Oil futures fell more than 2% on Friday and were on track for their biggest weekly decline since early April after reports that the US and Iran had reached an agreement to extend their freeze for another 60 days.
TROUBLING INFLATION DATA
If oil prices “start to come down because the conflict is still going on, that would change my mind about the economy’s view on inflation,” Daly said.
He will also look to see if service industries start to raise prices, a worrying sign that inflation may continue. So far you get less of that outside of industries where fuel costs are a big part of the overall business.
Still, inflation risks are clearly increasing for the Fed, at least in the near term.
The New York Fed’s gauge designed to contain the strength of underlying inflation fell to 4% in April from 3.5% in March, according to data released on Friday. Prices of goods and services other than housing accelerated in April compared to the previous month.
Additionally, data released by the US government on Thursday showed the Personal Consumption Expenditures Price Index rose to 3.8% year-on-year in April from 3.5% in March.

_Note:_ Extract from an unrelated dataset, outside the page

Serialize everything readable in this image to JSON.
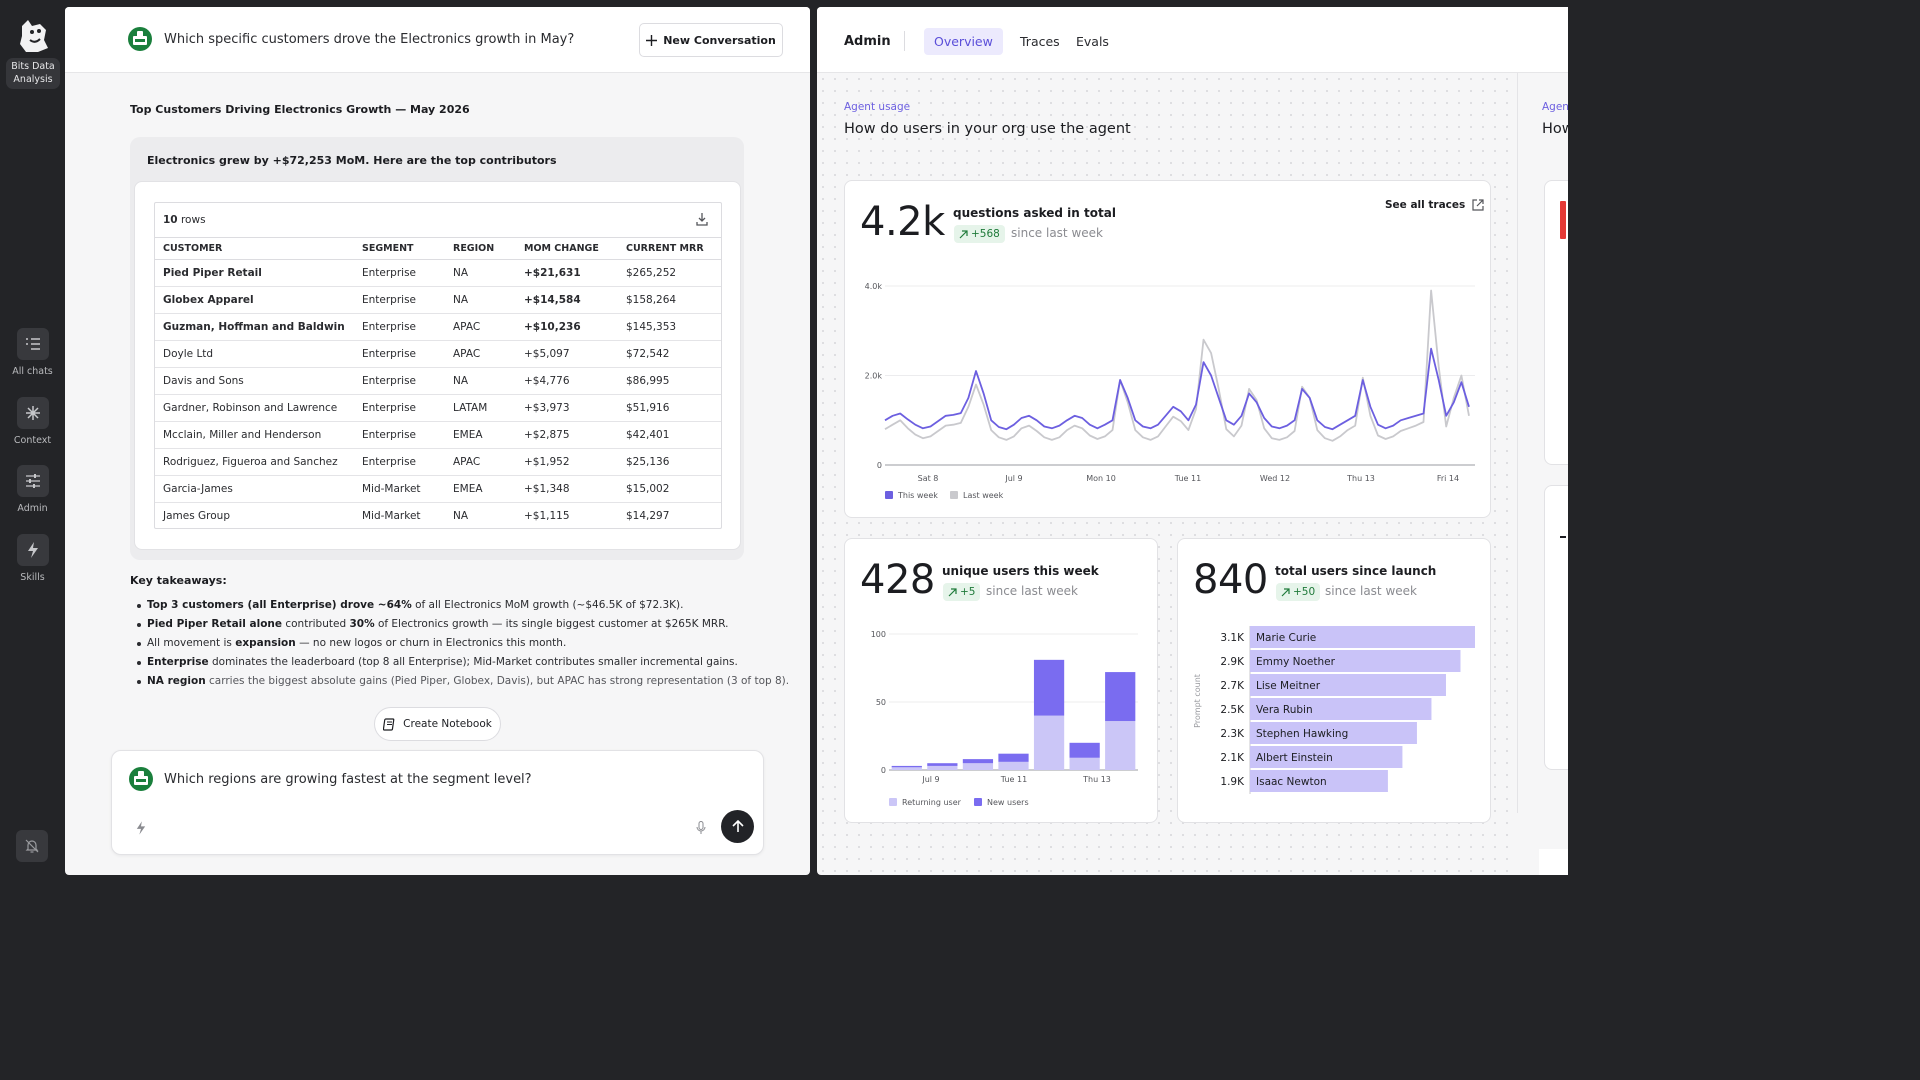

Kansas City Fed President Jeffrey Schmid, speaking at the same conference as Bowman, said “his main concern is inflation, which is very hot and has been above target for a long time.” He added that the textbook strategy of looking at energy shocks as something that will not have lasting effects is currently ineffective.
Schmid also nodded toward the prospect of using the Fed’s balance sheet to help pump the brakes on price pressures.
“We haven’t cut back much yet and I think there’s a dialogue that … we need to start considering what tools we have to make it a little more restrictive,” depending on how the oil shock plays out.
“Maybe we look at the balance and as another tool … to create some boundaries,” said Schmid.
His view on the balance sheet may conflict with that of the Chairman of the Fed, Kevin Warsh, who has expressed doubts about using central bank bonds to increase interest rate policy.